Las páginas que siguen están destinadas a narrar una historia vinculada con estos interrogantes, parcialmente resueltos mediante la consideración diacrónica del fenómeno. El presente capítulo ofrece una periodización de los usos y la manipulación de la imagen (en sentido amplio) de Juárez: una descripción general de sus transformaciones. El análisis de la secuencia que siguieron los rituales conmemorativos y la ordenación de los productos que fueron emergiendo a raíz de ellos permite apreciar cambios y permanencias, y también señalar un repertorio delimitado de rasgos comunes que, entre 1872 y 1972, nutren los epítetos más significativos del Benito idealizado. El propósito que persigo es delinear, bosquejar por así decir, la trayectoria de su imagen heroica. El talante de héroe civil que, hasta la fecha, parece un derivado instantáneo del nombre de Juárez es resultado de un complejo proceso que se inaugura con su muerte. Es a raíz de ese episodio que tuvieron lugar las expresiones más evidentes de fervor patriótico, gracias a las cuales se multiplicó la difusión de su imagen pública en el contexto del culto al héroe.
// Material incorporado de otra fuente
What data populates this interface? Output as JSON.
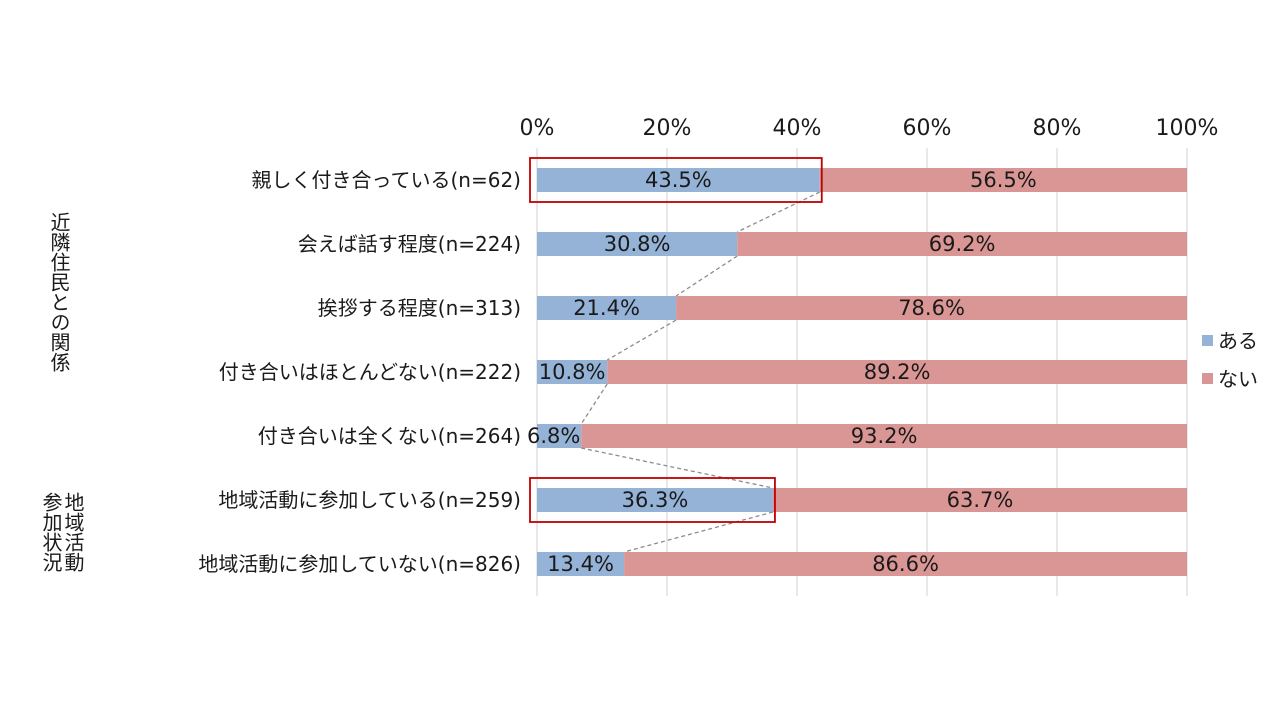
{
  "chart_data": {
    "type": "bar",
    "stacked": "percent",
    "orientation": "horizontal",
    "categories": [
      "親しく付き合っている(n=62)",
      "会えば話す程度(n=224)",
      "挨拶する程度(n=313)",
      "付き合いはほとんどない(n=222)",
      "付き合いは全くない(n=264)",
      "地域活動に参加している(n=259)",
      "地域活動に参加していない(n=826)"
    ],
    "series": [
      {
        "name": "ある",
        "color": "#95b3d7",
        "values": [
          43.5,
          30.8,
          21.4,
          10.8,
          6.8,
          36.3,
          13.4
        ],
        "labels": [
          "43.5%",
          "30.8%",
          "21.4%",
          "10.8%",
          "6.8%",
          "36.3%",
          "13.4%"
        ]
      },
      {
        "name": "ない",
        "color": "#d99694",
        "values": [
          56.5,
          69.2,
          78.6,
          89.2,
          93.2,
          63.7,
          86.6
        ],
        "labels": [
          "56.5%",
          "69.2%",
          "78.6%",
          "89.2%",
          "93.2%",
          "63.7%",
          "86.6%"
        ]
      }
    ],
    "x_ticks": [
      "0%",
      "20%",
      "40%",
      "60%",
      "80%",
      "100%"
    ],
    "xlim": [
      0,
      100
    ],
    "groups": [
      {
        "label": "近隣住民との関係",
        "rows": [
          0,
          1,
          2,
          3,
          4
        ]
      },
      {
        "label": "地域活動参加状況",
        "rows": [
          5,
          6
        ]
      }
    ],
    "highlight_rows": [
      0,
      5
    ],
    "highlight_color": "#c00000",
    "series_line": "dashed connector between ある bar ends",
    "grid": true,
    "legend_position": "right"
  }
}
Aquí se muestran las características de ese culto a lo largo de tres etapas relativamente diferenciadas. Como mencioné en la introducción, he privilegiado la descripción del proceso que va habilitando la creación de distintas expresiones (artísticas, historiográficas o propagandísticas) y no tanto el análisis formal de cada una de ellas, problemática que el lector encontrará desarrollada con mayor rigor formal en el segundo capítulo.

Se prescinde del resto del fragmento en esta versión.